Probably the best source of guidance is The Royal College of Psychatrists. Their advice on the topic is here. There's enough there to suggest that I personally am wisest to refrain on medical grounds******...but it doesn't seem to me that they are giving an unequivocal warning to the population as a whole.

So why the volte face by the IoS? It seems to me that this is part of a political trend. The government are also becoming twitchy. Legalasiation is increasingly off the agenda. Perhaps a clue comes in the IoS's follow-up article: UN warns of cannabis dangers as it backs 'IoS' drugs 'apology'. Why would the UN be concerned top comment on a domestic issue? (note that most of the UK's cannabis is now home-grown). I'm speculating that there are some machinations afoot. One powerful nation is so caught up in 'The War Against Drugs' that it refuses even to licence diamorphine as a painkiller (and this is also partly why it is bogged down in Afghanistan by its inability to provide economic alternatives to opium farming). And then, of course, there's the domestic political culture which is increasingly socially macho. "Tough on Crime, Tough on the causes of crime". It seems that - in the light of New Labour's inability to address social conditions - we are to understand that crime is caused by druggy schizos with no respect.

There may be sound medical arguments for and against legalisation - but I fear they're being swamped by domestic and international politics.


***** Who hardly has to worry about glaucoma, surely?

****** bugger.


Giving 'Poddage to:

Regina Spektor. Obssessively.

4 comments:

Polonius said...

Your comments on the Sally Clark case are rather more considered than my own immediate and rather intemperate reaction. You're quite right to draw attention to one of the flaws in Meadow's evidence. And I agree with you that the defence should have noticed it. Incidentally, it's not quite true that nobody argued against it - the judge did (See Para. 122 of the appeal judgement.)

Another flaw in Meadow's evidence is that, even if his statistical nonsense was correct, natural deaths of two children would occur in one in 73 million families with two children, and a very much higher proportion of families with more than two. In a country with the population of the UK, even if he was right, this coincidence would happen every few years.
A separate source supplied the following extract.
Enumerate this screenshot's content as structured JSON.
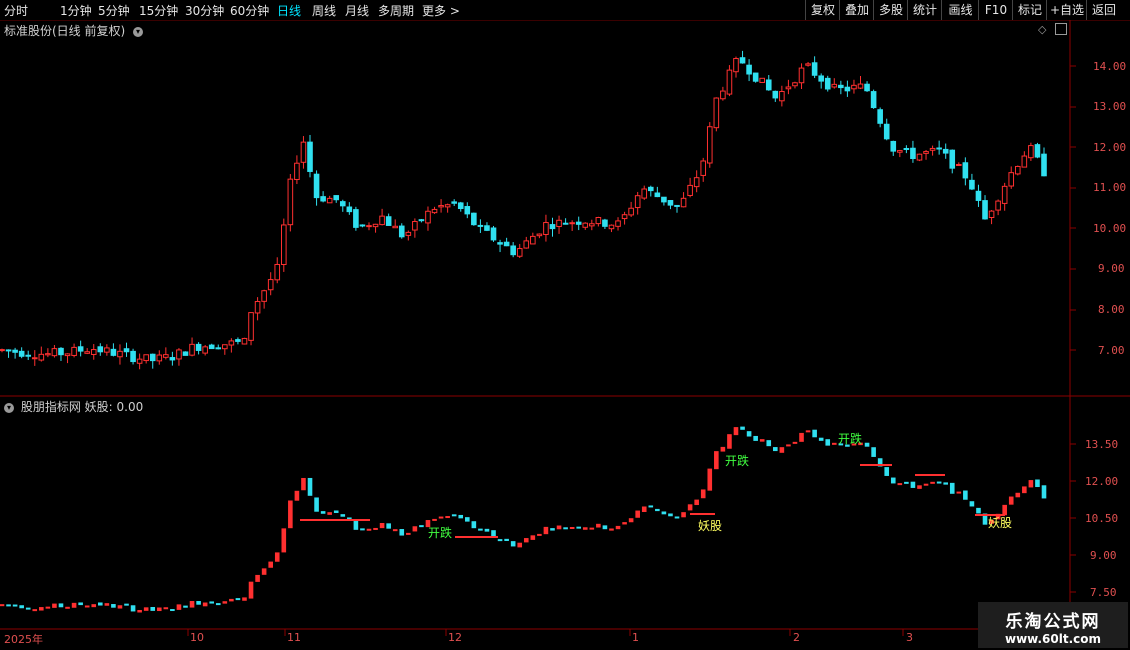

But Meadow was not the only (or even, IMHO, the most) guilty expert witness in this case. The same pathologist, Alan Williams, conducted the post-mortems on both children. His conclusion at the time of the first post-mortem was one of death by natural causes, specifically "lower respiratory tract infection". He changed his mind only after the second post-mortem. Yet, at the trial, he deliberately concealed his initial diagnosis, which any rational jury would surely have considered a source of reasonable doubt. I really would urge anyone with an interest in this case to read the appeal judgement.

Edward the Bonobo said...

Indeed, I was oversimplifying. My reaction has always been based on the initial reporting of the trial. The 1:73m (which the appeal judges disingenuously said wasn't a factor for the jurors) was widely reported at the time. But it's such obvious bollocks. And, yes, the population inference is similar to the old trick of betting that two people in the room will have the same birthday. The odds are counter-intuitive.